Dass es bisher noch nicht gelungen ist, Gravitationswellen direkt zu messen, liegt vor allem an der sehr geringen Intensität dieser Signale. Doch ein Durchbruch ist in Sicht: „Ab 2012 wird bei den großen amerikanischen Detektoren die besonders ausgefeilte Lasertechnik installiert, die wir u. a. auch am deutsch-britischen Gravitationswellendetektor GEO600 in Ruthe bei Hannover auch im Rahmen des SFB/TR7 entwickelt haben. Ab 2015 werden diese Detektoren so empfindlich sein, dass der Nachweis dann innerhalb weniger Jahre gelingen müsste“, so Prof. Dr. Karsten Danzmann von der Leibniz Universität Hannover, die GEO600 betreibt. Danzmann ist auch Direktor am Max-Planck- Institut für Gravitationsphysik in Potsdam und Hannover.

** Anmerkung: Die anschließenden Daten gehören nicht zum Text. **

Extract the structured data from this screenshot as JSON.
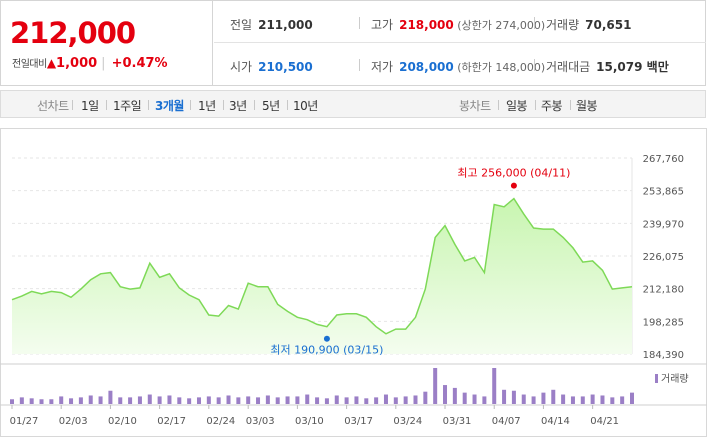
{
  "quote": {
    "price": "212,000",
    "change_label": "전일대비",
    "change_icon": "▲",
    "change": "1,000",
    "change_pct": "+0.47%",
    "row1": [
      {
        "key": "전일",
        "value": "211,000",
        "tone": "normal",
        "sub": ""
      },
      {
        "key": "고가",
        "value": "218,000",
        "tone": "up",
        "sub": "(상한가 274,000)"
      },
      {
        "key": "거래량",
        "value": "70,651",
        "tone": "normal",
        "sub": ""
      }
    ],
    "row2": [
      {
        "key": "시가",
        "value": "210,500",
        "tone": "down",
        "sub": ""
      },
      {
        "key": "저가",
        "value": "208,000",
        "tone": "down",
        "sub": "(하한가 148,000)"
      },
      {
        "key": "거래대금",
        "value": "15,079 백만",
        "tone": "normal",
        "sub": ""
      }
    ]
  },
  "tabs": {
    "line_label": "선차트",
    "periods": [
      "1일",
      "1주일",
      "3개월",
      "1년",
      "3년",
      "5년",
      "10년"
    ],
    "active": "3개월",
    "candle_label": "봉차트",
    "candles": [
      "일봉",
      "주봉",
      "월봉"
    ]
  },
  "colors": {
    "up": "#e4000f",
    "down": "#1a6fd1",
    "line": "#7ed957",
    "fill_top": "#c8f5b0",
    "fill_bottom": "#f4fdef",
    "volume": "#9b7fc6"
  },
  "chart_data": {
    "type": "area",
    "y_ticks": [
      "267,760",
      "253,865",
      "239,970",
      "226,075",
      "212,180",
      "198,285",
      "184,390"
    ],
    "ylim": [
      184390,
      267760
    ],
    "grid": "horizontal-dashed",
    "x_ticks": [
      "01/27",
      "02/03",
      "02/10",
      "02/17",
      "02/24",
      "03/03",
      "03/10",
      "03/17",
      "03/24",
      "03/31",
      "04/07",
      "04/14",
      "04/21"
    ],
    "x_tick_index": [
      0,
      5,
      10,
      15,
      20,
      24,
      29,
      34,
      39,
      44,
      49,
      54,
      59
    ],
    "values": [
      207500,
      209000,
      211000,
      210000,
      211000,
      210500,
      208500,
      212000,
      216000,
      218500,
      219000,
      213000,
      212000,
      212500,
      223000,
      217000,
      218500,
      212500,
      209500,
      207500,
      201000,
      200500,
      205000,
      203500,
      214500,
      213000,
      213000,
      205500,
      202500,
      200000,
      199000,
      197000,
      196000,
      201000,
      201500,
      201500,
      200000,
      196000,
      193000,
      195000,
      195000,
      200000,
      212000,
      234000,
      239000,
      231000,
      224000,
      225500,
      219000,
      248000,
      247000,
      250500,
      244000,
      238000,
      237500,
      237500,
      234000,
      229500,
      223500,
      224000,
      220000,
      212000,
      212500,
      213000
    ],
    "high": {
      "label": "최고 256,000 (04/11)",
      "value": 256000,
      "index": 51
    },
    "low": {
      "label": "최저 190,900 (03/15)",
      "value": 190900,
      "index": 32
    },
    "volume_label": "거래량",
    "volume": [
      5,
      7,
      6,
      5,
      5,
      8,
      6,
      7,
      9,
      8,
      14,
      7,
      7,
      8,
      10,
      8,
      9,
      7,
      6,
      7,
      8,
      7,
      9,
      7,
      8,
      7,
      9,
      7,
      8,
      8,
      10,
      7,
      6,
      9,
      7,
      8,
      6,
      7,
      10,
      7,
      8,
      9,
      13,
      38,
      20,
      17,
      12,
      10,
      8,
      38,
      15,
      14,
      10,
      8,
      12,
      15,
      10,
      8,
      8,
      10,
      9,
      7,
      8,
      12
    ]
  }
}
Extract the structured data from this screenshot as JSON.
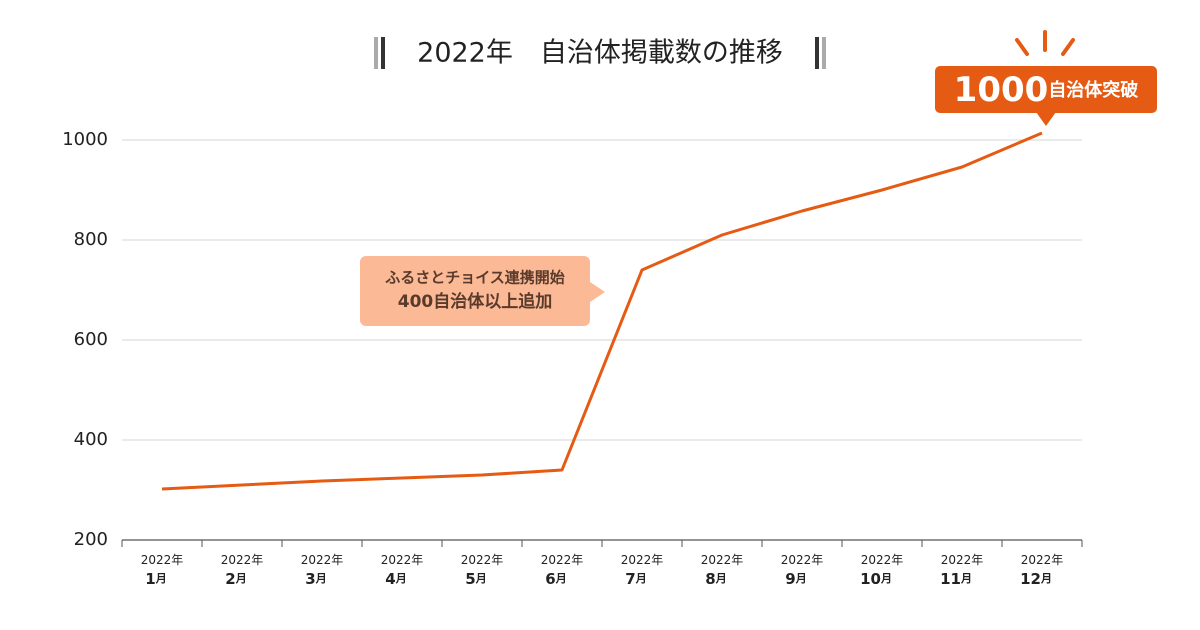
{
  "chart_data": {
    "type": "line",
    "title": "2022年　自治体掲載数の推移",
    "categories": [
      "2022年1月",
      "2022年2月",
      "2022年3月",
      "2022年4月",
      "2022年5月",
      "2022年6月",
      "2022年7月",
      "2022年8月",
      "2022年9月",
      "2022年10月",
      "2022年11月",
      "2022年12月"
    ],
    "series": [
      {
        "color": "#e55b13",
        "values": [
          302,
          310,
          318,
          324,
          330,
          340,
          740,
          810,
          858,
          900,
          946,
          1014
        ]
      }
    ],
    "ylim": [
      200,
      1100
    ],
    "yticks": [
      200,
      400,
      600,
      800,
      1000
    ],
    "grid": true,
    "annotations": [
      {
        "lines": [
          "ふるさとチョイス連携開始",
          "400自治体以上追加"
        ],
        "color": "#fbb996"
      },
      {
        "lines": [
          "1000自治体突破"
        ],
        "color": "#e55b13"
      }
    ]
  }
}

Für die nächste Generation der Detektoren haben die Wissenschaftler des SFB/TR7 neuartige optische Komponenten in bisher unerreichter Qualität entwickelt. Brügmann und seinen Kollegen ist es in den zurückliegenden ersten beiden Förderperioden des SFB/TR7 außerdem gelungen, die Bewegung zweier Schwarzer Löcher umeinander in ihrer dynamischsten Phase mit hoher Genauigkeit zu berechnen.

Öffentlichkeitsarbeit

Im Rahmen des SFB/TR7 gibt es ein Projekt für Öffentlichkeitsarbeit, um die Arbeit an diesem komplexen Thema auch für Nichtwissenschaftler bekannt und zugänglich zu machen. Dafür werden öffentliche Veranstaltungen organisiert, eine mobile Ausstellung, das „Einstein-Wellen-Mobil“, besucht Institutionen wie Schulen oder Planetarien, und eine begleitende Webseite steht für Informationen zur Verfügung. Alle Aktivitäten in diesem Projekt wollen unterhalten und gleichzeitig wissenschaftliche Substanz vermitteln. Interessenten können sich dem Thema auf spielerische Weise nähern, finden aber immer auch ein Angebot an tiefer gehenden Erklärungen.